A few months ago, when it seemed that WeWorks were multiplying around here like Starbucks in the ‘90s, I wanted to get a grip on the work-share giant’s local holdings and see where this whole thing was going. And not long after, things started to wobble. Next thing you knew the bottom fell out on the company, its CEO and its public offering — and now the SEC is investigating. So it seems even more worthwhile to assess its footprint in the neighborhood and see what it means for local real estate when things really go south.
The company has 66 properties in New York City and 11 of those are south of Canal. (Another six are right over the border in Soho and Hudson Square.) And that’s not even a lot compared to the Garment District or Chelsea when it comes to square footage. WeWork is now the largest office tenant in the city, with well over 8 million square feet.
There’s also a new(ish) corporate office at 53 Beach, just east of Greenwich, filled with WeWork employees – at least for now. The company’s chairman told employees on Monday that layoffs will start soon; the guess is 30 percent of the company’s 12,000 employees will go. Founded in Soho in 2010, the company also recently closed its “WeGrow” school in Chelsea, and its “WeLive” long-term rental building at 110 Wall Street is now under investigation for illegally renting the spaces as hotel rooms – and from what tenants say, ruining the concept of shared living.
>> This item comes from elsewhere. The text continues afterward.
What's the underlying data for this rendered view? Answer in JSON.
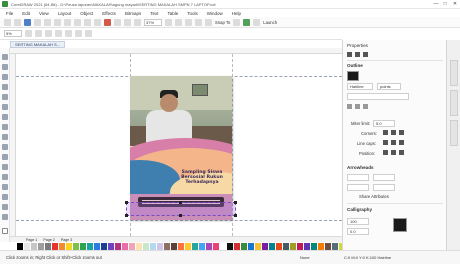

So as this ship sinks, what will become of local workshare spaces? It looks like…not much. While WeWork holds the most real estate in the city for work-share ventures, it only has about a third of the workshare market overall. And it doesn’t own its spaces — it leases them. So a landlord could easily take the tricked-out glass boxes and kegerators and hand it over to another operator or run it themselves. Gig workers can relax: the model is here to stay.